Features

We Don’t Care

After being involved in the music industry for around 20 years, first as a performer, then roadie, and now as a writer, I am sometimes asked by struggling bands if there is any wisdom I can impart to aid them in their quest. Yeah, there is. It goes like this:

We Don’t Care.

We don’t care about your show, or CD, or website. We don’t care who you opened for, what your girlfriend thinks, or that some low-level dink at a low-level indie thinks you’re the next Oasis.

We Don’t Care.

And ya know what? It don’t matter a rat’s if we do or don’t. It only matters if you care. And if you don’t, get the hell back to UPS where you belong. To succeed in any art form – music, dance, prose, or ritual body modification, it only matters if you care, if you meet and exceed the standards you set for yourself. Sure, it would be nice to support yourself playing your hot brand of Euro-Speed Metal, but it most likely ain’t gonna happen. What will happen, if you’re lucky and somewhat talented, is that there will come a moment that is so incredibly perfect, that you sound, or paint, or dance so completely RIGHT that nothing else you’ve ever done comes close. The money won’t matter.

Other than government work, the performing arts are one of the few careers that the better you lie, the more successful you are. Anyone who has taken an event or a feeling and put it to music or scribbled it down on paper knows this. To be able to elaborate, embellish – in other words, lie about something – is what an artist does. It takes a lifetime to come up with experiences enough to draw on – which is why the music of 13-year-old phenoms is generally technically brilliant, but rarely emotionally engaging. What does a kid not old enough to drive have to say about anything? Not a lot. What they will have is a mastery of other people’s work – a mishmash of stolen riffs and borrowed ideas. I would much rather hear the ideas of Johnny Rotten at 19 then the bleatings of some boy-band at 13. Rotten wrote about his experiences as a youth growing up under the specter of England’s monarchy – unemployment, racism, and a culture built on worshipping impotent royals at the expense of the people. This gave us punk – but do you think Rotten believed he was an antichrist, as he snarled in “Anarchy in the U.K.”? Probably not. He lied about it – and created an entire movement.

Now some of you – our readers in bands, who slave away in your basements, surrounded by the latest and greatest gear, thousands of dollars in effects mounted in racks, are rankling at the mention of the Pistols – “They couldn’t play! Anybody could play that crap!” True enough – it was simple. Basic, even.

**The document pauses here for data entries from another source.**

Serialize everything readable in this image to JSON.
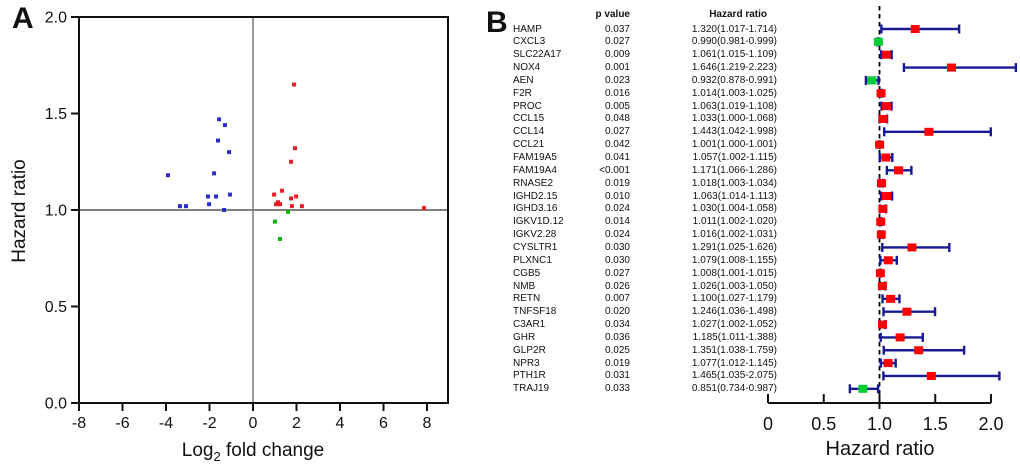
{
  "figure": {
    "panel_a_label": "A",
    "panel_b_label": "B"
  },
  "colors": {
    "scatter_blue": "#2D2DC8",
    "scatter_red": "#E81E24",
    "scatter_green": "#0FB30F",
    "forest_red": "#FF0000",
    "forest_green": "#00CC33",
    "ci_navy": "#181896",
    "ref_gray": "#808080",
    "axis_black": "#111111"
  },
  "chart_data": [
    {
      "type": "scatter",
      "panel": "A",
      "title": "",
      "xlabel": "Log₂ fold change",
      "xlabel_parts": {
        "base": "Log",
        "sub": "2",
        "rest": " fold change"
      },
      "ylabel": "Hazard ratio",
      "xlim": [
        -8,
        9
      ],
      "ylim": [
        0.0,
        2.0
      ],
      "xticks": [
        -8,
        -6,
        -4,
        -2,
        0,
        2,
        4,
        6,
        8
      ],
      "xtick_labels": [
        "-8",
        "-6",
        "-4",
        "-2",
        "0",
        "2",
        "4",
        "6",
        "8"
      ],
      "yticks": [
        2.0,
        1.5,
        1.0,
        0.5,
        0.0
      ],
      "ytick_labels": [
        "2.0",
        "1.5",
        "1.0",
        "0.5",
        "0.0"
      ],
      "ref_line_x": 0,
      "ref_line_y": 1.0,
      "grid": false,
      "series": [
        {
          "name": "blue-points",
          "color_key": "scatter_blue",
          "points": [
            [
              -3.91,
              1.18
            ],
            [
              -3.36,
              1.02
            ],
            [
              -3.08,
              1.02
            ],
            [
              -2.07,
              1.07
            ],
            [
              -2.02,
              1.03
            ],
            [
              -1.79,
              1.19
            ],
            [
              -1.7,
              1.07
            ],
            [
              -1.61,
              1.36
            ],
            [
              -1.56,
              1.47
            ],
            [
              -1.33,
              1.0
            ],
            [
              -1.29,
              1.44
            ],
            [
              -1.1,
              1.3
            ],
            [
              -1.06,
              1.08
            ]
          ]
        },
        {
          "name": "red-points",
          "color_key": "scatter_red",
          "points": [
            [
              1.89,
              1.65
            ],
            [
              1.93,
              1.32
            ],
            [
              1.75,
              1.25
            ],
            [
              1.33,
              1.1
            ],
            [
              0.97,
              1.08
            ],
            [
              1.06,
              1.03
            ],
            [
              1.15,
              1.04
            ],
            [
              1.24,
              1.03
            ],
            [
              1.75,
              1.06
            ],
            [
              1.98,
              1.07
            ],
            [
              1.79,
              1.02
            ],
            [
              2.25,
              1.02
            ],
            [
              7.86,
              1.01
            ]
          ]
        },
        {
          "name": "green-points",
          "color_key": "scatter_green",
          "points": [
            [
              1.61,
              0.99
            ],
            [
              1.01,
              0.94
            ],
            [
              1.24,
              0.85
            ]
          ]
        }
      ]
    },
    {
      "type": "forest",
      "panel": "B",
      "columns": [
        "p value",
        "Hazard ratio"
      ],
      "xlabel": "Hazard ratio",
      "xticks": [
        0,
        0.5,
        1.0,
        1.5,
        2.0
      ],
      "xtick_labels": [
        "0",
        "0.5",
        "1.0",
        "1.5",
        "2.0"
      ],
      "ref_line": 1.0,
      "rows": [
        {
          "gene": "HAMP",
          "p": "0.037",
          "hr_text": "1.320(1.017-1.714)",
          "hr": 1.32,
          "lo": 1.017,
          "hi": 1.714,
          "color": "red"
        },
        {
          "gene": "CXCL3",
          "p": "0.027",
          "hr_text": "0.990(0.981-0.999)",
          "hr": 0.99,
          "lo": 0.981,
          "hi": 0.999,
          "color": "green"
        },
        {
          "gene": "SLC22A17",
          "p": "0.009",
          "hr_text": "1.061(1.015-1.109)",
          "hr": 1.061,
          "lo": 1.015,
          "hi": 1.109,
          "color": "red"
        },
        {
          "gene": "NOX4",
          "p": "0.001",
          "hr_text": "1.646(1.219-2.223)",
          "hr": 1.646,
          "lo": 1.219,
          "hi": 2.223,
          "color": "red"
        },
        {
          "gene": "AEN",
          "p": "0.023",
          "hr_text": "0.932(0.878-0.991)",
          "hr": 0.932,
          "lo": 0.878,
          "hi": 0.991,
          "color": "green"
        },
        {
          "gene": "F2R",
          "p": "0.016",
          "hr_text": "1.014(1.003-1.025)",
          "hr": 1.014,
          "lo": 1.003,
          "hi": 1.025,
          "color": "red"
        },
        {
          "gene": "PROC",
          "p": "0.005",
          "hr_text": "1.063(1.019-1.108)",
          "hr": 1.063,
          "lo": 1.019,
          "hi": 1.108,
          "color": "red"
        },
        {
          "gene": "CCL15",
          "p": "0.048",
          "hr_text": "1.033(1.000-1.068)",
          "hr": 1.033,
          "lo": 1.0,
          "hi": 1.068,
          "color": "red"
        },
        {
          "gene": "CCL14",
          "p": "0.027",
          "hr_text": "1.443(1.042-1.998)",
          "hr": 1.443,
          "lo": 1.042,
          "hi": 1.998,
          "color": "red"
        },
        {
          "gene": "CCL21",
          "p": "0.042",
          "hr_text": "1.001(1.000-1.001)",
          "hr": 1.001,
          "lo": 1.0,
          "hi": 1.001,
          "color": "red"
        },
        {
          "gene": "FAM19A5",
          "p": "0.041",
          "hr_text": "1.057(1.002-1.115)",
          "hr": 1.057,
          "lo": 1.002,
          "hi": 1.115,
          "color": "red"
        },
        {
          "gene": "FAM19A4",
          "p": "<0.001",
          "hr_text": "1.171(1.066-1.286)",
          "hr": 1.171,
          "lo": 1.066,
          "hi": 1.286,
          "color": "red"
        },
        {
          "gene": "RNASE2",
          "p": "0.019",
          "hr_text": "1.018(1.003-1.034)",
          "hr": 1.018,
          "lo": 1.003,
          "hi": 1.034,
          "color": "red"
        },
        {
          "gene": "IGHD2.15",
          "p": "0.010",
          "hr_text": "1.063(1.014-1.113)",
          "hr": 1.063,
          "lo": 1.014,
          "hi": 1.113,
          "color": "red"
        },
        {
          "gene": "IGHD3.16",
          "p": "0.024",
          "hr_text": "1.030(1.004-1.058)",
          "hr": 1.03,
          "lo": 1.004,
          "hi": 1.058,
          "color": "red"
        },
        {
          "gene": "IGKV1D.12",
          "p": "0.014",
          "hr_text": "1.011(1.002-1.020)",
          "hr": 1.011,
          "lo": 1.002,
          "hi": 1.02,
          "color": "red"
        },
        {
          "gene": "IGKV2.28",
          "p": "0.024",
          "hr_text": "1.016(1.002-1.031)",
          "hr": 1.016,
          "lo": 1.002,
          "hi": 1.031,
          "color": "red"
        },
        {
          "gene": "CYSLTR1",
          "p": "0.030",
          "hr_text": "1.291(1.025-1.626)",
          "hr": 1.291,
          "lo": 1.025,
          "hi": 1.626,
          "color": "red"
        },
        {
          "gene": "PLXNC1",
          "p": "0.030",
          "hr_text": "1.079(1.008-1.155)",
          "hr": 1.079,
          "lo": 1.008,
          "hi": 1.155,
          "color": "red"
        },
        {
          "gene": "CGB5",
          "p": "0.027",
          "hr_text": "1.008(1.001-1.015)",
          "hr": 1.008,
          "lo": 1.001,
          "hi": 1.015,
          "color": "red"
        },
        {
          "gene": "NMB",
          "p": "0.026",
          "hr_text": "1.026(1.003-1.050)",
          "hr": 1.026,
          "lo": 1.003,
          "hi": 1.05,
          "color": "red"
        },
        {
          "gene": "RETN",
          "p": "0.007",
          "hr_text": "1.100(1.027-1.179)",
          "hr": 1.1,
          "lo": 1.027,
          "hi": 1.179,
          "color": "red"
        },
        {
          "gene": "TNFSF18",
          "p": "0.020",
          "hr_text": "1.246(1.036-1.498)",
          "hr": 1.246,
          "lo": 1.036,
          "hi": 1.498,
          "color": "red"
        },
        {
          "gene": "C3AR1",
          "p": "0.034",
          "hr_text": "1.027(1.002-1.052)",
          "hr": 1.027,
          "lo": 1.002,
          "hi": 1.052,
          "color": "red"
        },
        {
          "gene": "GHR",
          "p": "0.036",
          "hr_text": "1.185(1.011-1.388)",
          "hr": 1.185,
          "lo": 1.011,
          "hi": 1.388,
          "color": "red"
        },
        {
          "gene": "GLP2R",
          "p": "0.025",
          "hr_text": "1.351(1.038-1.759)",
          "hr": 1.351,
          "lo": 1.038,
          "hi": 1.759,
          "color": "red"
        },
        {
          "gene": "NPR3",
          "p": "0.019",
          "hr_text": "1.077(1.012-1.145)",
          "hr": 1.077,
          "lo": 1.012,
          "hi": 1.145,
          "color": "red"
        },
        {
          "gene": "PTH1R",
          "p": "0.031",
          "hr_text": "1.465(1.035-2.075)",
          "hr": 1.465,
          "lo": 1.035,
          "hi": 2.075,
          "color": "red"
        },
        {
          "gene": "TRAJ19",
          "p": "0.033",
          "hr_text": "0.851(0.734-0.987)",
          "hr": 0.851,
          "lo": 0.734,
          "hi": 0.987,
          "color": "green"
        }
      ]
    }
  ]
}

Not even close to the musicanship required to sound exactly like Phish, or some other supposed example of “chops”. To all you basement Jerrys, rehearsal room Rush repeats – we don’t care – simply because you don’t, either. No matter how fast you play, or how expensive your guitar was, or how many hits you get on your Geocities website, we don’t care. Because you aren’t saying anything. To a teenager in the late 1970’s in the South, the Sex Pistols, the Ramones, and the Clash were clarion calls – shots across the bow of the ship Complacent. It changed our lives because the music breathed with raw energy, emotion – fueled by cynicism, alienation, and dread. The music was made because its creators had no other voice by which to speak. They knew they would never get on the radio, sell a lot of records, or be on Top of the Pops or American Bandstand . They did it because they had no choice. Freed from concerns of sales, they spoke in literal terms about the frustration they felt each day, in whatever language worked best.

Counter this with the question posed to me by an up and coming local band concerning one of their songs and its chances of getting on the radio. They were worried that the subject matter would “piss people off” and limit airplay. To even ask such a question is its own answer. If you are concerned with getting on the radio, or into a cool opening slot for next week’s show, concerned enough that you would change what and how you say something, then the race is over before it starts. You are a whore – or at least a whore in training, since nobody has paid you yet. Add enough “Yo’s” and drug references to your songs, and I’m sure they will.

But don’t expect anyone to take you seriously. Sure, you’ll make some money. I could make money writing for Spin about Insane Clown Posse, but I ain’t gonna. But if your motivation for your band succeeding is so that you can “bag that job with the landscaping crew” and stop mooching off your stripper girlfriend, then don’t be surprised if no one cares when you break up, or miss a show, or whatever. That’s what happens when you’re product.

But on the other hand, if you have twenty hours of tapes that you recorded in your bedroom, or if you’ve written 5 novels and never shown them to anyone, then chances are good that what you have to say might just be compelling enough to listen to. If your notion of success extends no further than your own room – then you might be on to something. If you can’t describe your art to anyone else, if it doesn’t sound or read or look like anything you can put your finger on, then it might just work. If at the end of creating it you smile, or feel a burden lifted, or your anger is transformed into art, then you have succeeded.